The dollar’s retreat was limited, however, as long-term Treasury yields climbed after the U.S.-E.U. trade news improved investor risk appetites and lessened demand for government bonds.
“There are various forces at work. The dollar had been bought as a safe-haven during ‘risk off’ when trade tensions mounted, and now it’s giving back some gains with the U.S.-E.U. headlines generating ‘risk on,” said Koji Fukaya, president of FPG Securities in Tokyo.
“On the other hand, the rise in yields is dollar supportive. Higher U.S. yields are also a sign of economic strength — the U.S. economy should benefit from easing trade tensions — and this would make the dollar attractive.”
The greenback slipped 0.2 percent to 110.750 yen but managed to stay above the previous day’s trough of 110.66.
Other currencies also advanced against a broadly weaker dollar.

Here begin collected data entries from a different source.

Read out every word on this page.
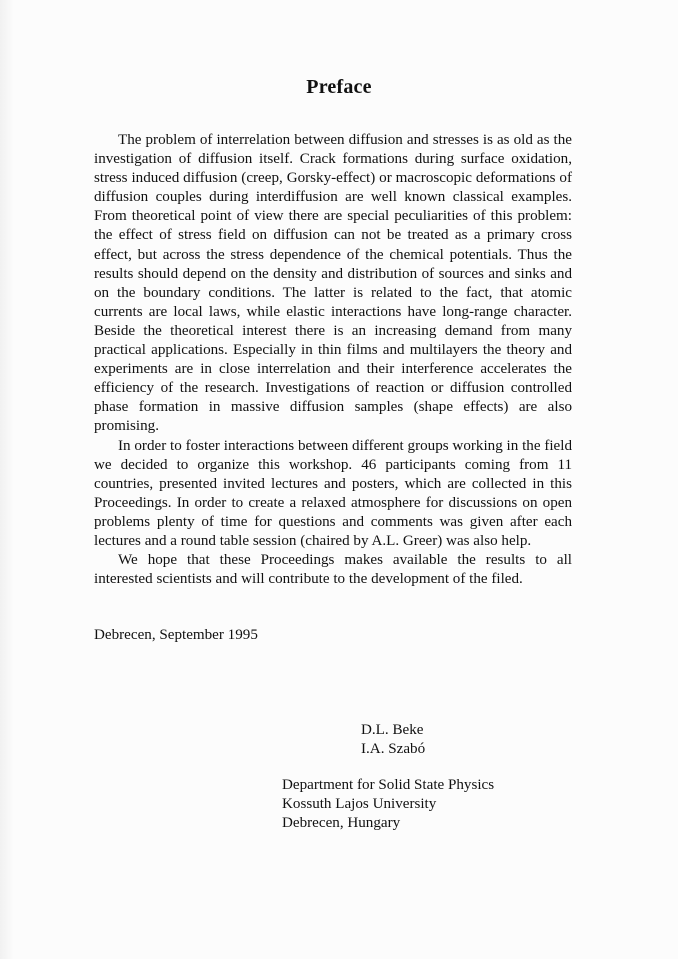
Preface

The problem of interrelation between diffusion and stresses is as old as the investigation of diffusion itself. Crack formations during surface oxidation, stress induced diffusion (creep, Gorsky-effect) or macroscopic deformations of diffusion couples during interdiffusion are well known classical examples. From theoretical point of view there are special peculiarities of this problem: the effect of stress field on diffusion can not be treated as a primary cross effect, but across the stress dependence of the chemical potentials. Thus the results should depend on the density and distribution of sources and sinks and on the boundary conditions. The latter is related to the fact, that atomic currents are local laws, while elastic interactions have long-range character. Beside the theoretical interest there is an increasing demand from many practical applications. Especially in thin films and multilayers the theory and experiments are in close interrelation and their interference accelerates the efficiency of the research. Investigations of reaction or diffusion controlled phase formation in massive diffusion samples (shape effects) are also promising.

In order to foster interactions between different groups working in the field we decided to organize this workshop. 46 participants coming from 11 countries, presented invited lectures and posters, which are collected in this Proceedings. In order to create a relaxed atmosphere for discussions on open problems plenty of time for questions and comments was given after each lectures and a round table session (chaired by A.L. Greer) was also help.

We hope that these Proceedings makes available the results to all interested scientists and will contribute to the development of the filed.

Debrecen, September 1995
D.L. Beke
I.A. Szabó
Department for Solid State Physics
Kossuth Lajos University
Debrecen, Hungary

The pound edged up 0.05 percent to $1.3204 following overnight gains of 0.4 percent.
“The dollar is broadly weaker against currencies including the Chinese yuan, as trade tensions have eased,” said Yukio Ishizuki, senior currency strategist at Daiwa Securities in Tokyo.
“The United States and the European Union have seemingly declared a truce and hopes are that NAFTA talks and deals with China would be positive as well.”
The Chinese yuan rallied nearly 0.8 percent in offshore trading overnight, pulling back from a 13-month low, before easing back slightly on Thursday.
The Mexican peso and the Brazilian real surged to three-month and 1-1/2-month highs, respectively, against the dollar.
The Turkish lira stood little changed at 4.784 per dollar following a rally of more than 2 percent overnight on news a U.S. Christian pastor who had been on trial in Turkey on terrorism charges left prison, a development that could ease tensions between Ankara and Washington.
The surge helped the lira recoup a bulk of the losses suffered on Tuesday, when it sank after the country’s central bank unexpectedly left interest rates on hold.
The immediate currency market focus was on the European Central Bank’s policy decision due later on Thursday.
With the ECB widely expected to keep policy on hold, investors will study comments by President Mario Draghi for any references to the pace of policy normalization.